2. Whether the order dated January 18, 2021, needs any interference.

Issue-wise Detailed Analysis:

Re. Point No.1: Whether Section 272 (1)(e) is ultra vires Constitution of India?
- Arguments by Petitioner: The petitioner argued that both the Registrar of Companies and a 'person authorized by the Central Government' should be treated equally. The petitioner contended that the Central Government is required to give an opportunity to the company before according sanction to the Registrar, which is not required for a 'person authorized by the Central Government.' The petitioner cited the case of Ram Dial vs. State of Punjab (AIR 1965 SC 1518) to argue that this lack of opportunity is arbitrary and unconstitutional.

- Counterarguments by Respondents: The respondents argued that there is a clear distinction between the Registrar of Companies and a person authorized by the Central Government. The Registrar is a regulator privy to all company information and stands on a different footing. The respondents cited various cases, including Superintendent of Police (C.B.I.) vs. Deepak Chowdhary (1995)6 SCC 225 and Manganlal Chhanganlal (P) Ltd. vs. Municipal Corporation of Greater Bombay (1974)2 SCC 402, to argue that different procedures for different categories of persons are permissible and do not violate constitutional principles.

- Court's Analysis: The court found that the Registrar of Companies, being a regulator, falls into a distinct category. The court also noted that the authorities cited by the petitioner do not apply to the facts of this case. The court accepted the respondents' argument that the Registrar and a person authorized by the Central Government fall into different categories and that different procedures can be prescribed for them.

- Conclusion: The court held that Section 272 (1)(e) of the Companies Act is not ultra vires the Constitution of India.

Re. Point No.2: Whether order dated January 18, 2021 needs any interference?
- Arguments by Petitioner: The petitioner argued that the Central Government's decision to accord sanction was malafide. The petitioner contended that the sanction was given in a hurried manner to avoid payment under an arbitration award and that the allegations of fraud were designed to deprive Devas of its legitimate dues.

- Counterarguments by Respondents: The respondents argued that Devas had committed fraud in collusion with officials of Antrix Corporation, resulting in a significant financial loss to the Government of India. The respondents provided detailed allegations of siphoning off money and other illegal activities by Devas. The respondents also argued that the sanction was an administrative act and did not require an opportunity for hearing at that stage.

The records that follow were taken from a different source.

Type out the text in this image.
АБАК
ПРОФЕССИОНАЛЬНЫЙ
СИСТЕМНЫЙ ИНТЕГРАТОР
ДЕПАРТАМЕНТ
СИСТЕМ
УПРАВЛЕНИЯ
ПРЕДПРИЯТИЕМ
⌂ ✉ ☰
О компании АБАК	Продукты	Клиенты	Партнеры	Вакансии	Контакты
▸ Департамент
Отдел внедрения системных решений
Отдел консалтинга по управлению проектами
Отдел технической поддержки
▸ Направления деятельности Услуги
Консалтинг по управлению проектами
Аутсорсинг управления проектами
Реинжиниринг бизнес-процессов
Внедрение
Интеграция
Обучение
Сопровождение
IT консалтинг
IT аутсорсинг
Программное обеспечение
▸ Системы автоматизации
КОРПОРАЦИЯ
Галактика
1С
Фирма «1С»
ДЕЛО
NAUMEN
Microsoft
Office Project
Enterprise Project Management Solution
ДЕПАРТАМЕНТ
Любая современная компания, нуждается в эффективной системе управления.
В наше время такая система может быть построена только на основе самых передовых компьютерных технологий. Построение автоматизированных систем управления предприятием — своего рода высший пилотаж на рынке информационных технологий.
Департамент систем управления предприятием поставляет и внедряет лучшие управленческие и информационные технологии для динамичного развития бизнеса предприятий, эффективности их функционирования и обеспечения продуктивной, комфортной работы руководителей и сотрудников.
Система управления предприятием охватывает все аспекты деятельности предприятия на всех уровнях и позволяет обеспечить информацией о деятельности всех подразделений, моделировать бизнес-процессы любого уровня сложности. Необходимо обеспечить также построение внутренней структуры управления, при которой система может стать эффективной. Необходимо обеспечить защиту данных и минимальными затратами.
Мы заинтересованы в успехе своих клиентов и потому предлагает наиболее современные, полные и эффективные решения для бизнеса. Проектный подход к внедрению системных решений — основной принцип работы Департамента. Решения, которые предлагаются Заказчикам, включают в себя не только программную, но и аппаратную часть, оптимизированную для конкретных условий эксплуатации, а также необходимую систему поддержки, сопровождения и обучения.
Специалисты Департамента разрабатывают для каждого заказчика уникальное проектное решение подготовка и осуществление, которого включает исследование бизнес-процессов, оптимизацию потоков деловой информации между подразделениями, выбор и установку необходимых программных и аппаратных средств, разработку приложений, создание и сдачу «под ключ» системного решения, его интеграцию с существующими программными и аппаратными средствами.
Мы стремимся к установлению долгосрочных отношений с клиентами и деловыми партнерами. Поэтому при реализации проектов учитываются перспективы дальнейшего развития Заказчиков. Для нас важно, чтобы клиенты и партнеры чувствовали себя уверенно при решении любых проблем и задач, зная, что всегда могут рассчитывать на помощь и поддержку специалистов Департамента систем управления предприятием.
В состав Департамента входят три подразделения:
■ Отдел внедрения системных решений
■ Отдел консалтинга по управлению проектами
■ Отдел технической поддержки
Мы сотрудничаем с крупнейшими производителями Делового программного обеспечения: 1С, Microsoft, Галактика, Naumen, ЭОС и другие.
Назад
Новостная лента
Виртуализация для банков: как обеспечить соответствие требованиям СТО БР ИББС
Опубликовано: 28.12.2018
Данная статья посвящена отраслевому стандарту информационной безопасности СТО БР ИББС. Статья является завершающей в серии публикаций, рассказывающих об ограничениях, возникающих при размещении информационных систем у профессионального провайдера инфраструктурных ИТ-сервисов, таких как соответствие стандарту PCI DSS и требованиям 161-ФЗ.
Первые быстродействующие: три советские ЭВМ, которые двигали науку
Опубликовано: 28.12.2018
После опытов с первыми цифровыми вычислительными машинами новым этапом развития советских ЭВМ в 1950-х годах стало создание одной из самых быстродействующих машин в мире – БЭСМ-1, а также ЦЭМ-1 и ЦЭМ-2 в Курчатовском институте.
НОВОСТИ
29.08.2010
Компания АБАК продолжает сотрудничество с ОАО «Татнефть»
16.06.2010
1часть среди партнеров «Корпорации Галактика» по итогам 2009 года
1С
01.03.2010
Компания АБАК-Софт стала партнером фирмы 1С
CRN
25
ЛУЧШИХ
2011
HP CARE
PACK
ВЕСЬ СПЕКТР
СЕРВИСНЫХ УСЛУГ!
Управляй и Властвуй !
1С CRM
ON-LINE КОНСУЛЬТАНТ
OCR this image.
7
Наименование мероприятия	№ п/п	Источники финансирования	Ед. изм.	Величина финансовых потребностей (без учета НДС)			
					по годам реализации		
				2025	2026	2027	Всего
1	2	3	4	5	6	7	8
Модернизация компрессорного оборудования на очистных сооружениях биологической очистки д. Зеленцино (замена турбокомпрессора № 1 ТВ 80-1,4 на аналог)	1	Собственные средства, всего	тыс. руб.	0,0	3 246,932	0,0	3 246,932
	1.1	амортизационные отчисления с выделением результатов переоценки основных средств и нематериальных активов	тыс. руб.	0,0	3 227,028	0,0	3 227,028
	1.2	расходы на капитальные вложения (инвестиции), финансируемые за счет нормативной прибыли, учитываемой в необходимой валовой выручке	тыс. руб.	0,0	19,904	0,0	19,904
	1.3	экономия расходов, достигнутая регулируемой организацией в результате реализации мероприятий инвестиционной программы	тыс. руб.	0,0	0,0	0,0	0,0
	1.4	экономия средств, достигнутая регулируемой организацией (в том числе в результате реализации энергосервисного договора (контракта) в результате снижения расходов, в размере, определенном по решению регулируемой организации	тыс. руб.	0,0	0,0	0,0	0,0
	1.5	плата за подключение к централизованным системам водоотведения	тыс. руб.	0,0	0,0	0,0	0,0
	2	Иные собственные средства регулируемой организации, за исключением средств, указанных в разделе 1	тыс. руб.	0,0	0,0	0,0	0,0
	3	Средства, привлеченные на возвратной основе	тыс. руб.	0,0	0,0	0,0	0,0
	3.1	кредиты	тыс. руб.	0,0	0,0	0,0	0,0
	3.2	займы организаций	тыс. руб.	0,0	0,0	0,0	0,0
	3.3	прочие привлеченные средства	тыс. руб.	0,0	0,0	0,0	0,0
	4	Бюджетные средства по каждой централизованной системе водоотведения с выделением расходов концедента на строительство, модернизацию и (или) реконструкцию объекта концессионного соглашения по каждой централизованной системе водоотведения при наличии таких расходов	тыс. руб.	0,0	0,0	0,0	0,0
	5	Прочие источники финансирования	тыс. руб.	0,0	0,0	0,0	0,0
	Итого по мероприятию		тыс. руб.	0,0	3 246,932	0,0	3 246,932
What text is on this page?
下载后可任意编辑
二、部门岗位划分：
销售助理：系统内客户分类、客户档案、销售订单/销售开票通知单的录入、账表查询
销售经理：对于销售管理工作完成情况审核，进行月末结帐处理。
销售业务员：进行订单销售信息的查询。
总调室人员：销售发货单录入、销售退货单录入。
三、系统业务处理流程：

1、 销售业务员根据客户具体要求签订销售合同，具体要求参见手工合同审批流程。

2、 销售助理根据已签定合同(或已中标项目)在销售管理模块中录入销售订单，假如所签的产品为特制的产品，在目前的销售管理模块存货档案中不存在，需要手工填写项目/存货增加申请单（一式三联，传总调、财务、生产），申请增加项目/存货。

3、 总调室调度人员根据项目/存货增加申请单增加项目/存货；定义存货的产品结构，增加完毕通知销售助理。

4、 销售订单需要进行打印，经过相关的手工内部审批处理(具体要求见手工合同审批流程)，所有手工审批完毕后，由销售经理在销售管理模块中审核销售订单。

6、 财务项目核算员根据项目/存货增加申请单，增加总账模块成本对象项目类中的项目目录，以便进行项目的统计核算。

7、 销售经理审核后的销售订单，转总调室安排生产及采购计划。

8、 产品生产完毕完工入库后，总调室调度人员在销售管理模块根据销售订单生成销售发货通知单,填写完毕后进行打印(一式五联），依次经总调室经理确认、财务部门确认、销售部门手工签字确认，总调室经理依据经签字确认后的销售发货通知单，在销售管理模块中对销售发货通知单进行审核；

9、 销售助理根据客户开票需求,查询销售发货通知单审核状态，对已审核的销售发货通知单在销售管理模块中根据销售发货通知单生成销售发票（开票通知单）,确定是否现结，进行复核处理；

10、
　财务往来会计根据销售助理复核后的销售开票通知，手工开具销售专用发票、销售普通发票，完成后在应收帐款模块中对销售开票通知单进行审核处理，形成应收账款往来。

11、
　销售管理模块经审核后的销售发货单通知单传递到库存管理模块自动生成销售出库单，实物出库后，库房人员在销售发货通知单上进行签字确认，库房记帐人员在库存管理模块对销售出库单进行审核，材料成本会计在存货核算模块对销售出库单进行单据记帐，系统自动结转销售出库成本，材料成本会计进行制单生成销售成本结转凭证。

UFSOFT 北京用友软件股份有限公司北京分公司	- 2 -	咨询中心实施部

- Court's Analysis: The court found that the petitioner had not come to the court with clean hands, as there were serious allegations of siphoning money and other illegalities against Devas. The court noted that the petitioner had already challenged the NCLT's order before the NCLAT and had filed an application for impleadment in the main petition. The court also found that the sanction order did not have any civil consequences for the petitioner, who was a minor shareholder in Devas.

- Conclusion: The court held that the order dated January 18, 2021, did not need any interference and dismissed the writ petition with a cost of Rs. Five Lakhs payable to the Registrar General of the court.

Final Judgment:
The court dismissed the writ petition, holding that Section 272 (1)(e) of the Companies Act is not ultra vires the Constitution of India and that the order dated January 18, 2021, did not require any interference. The petitioner was ordered to pay a cost of Rs. Five Lakhs to the Registrar General of the court within four weeks.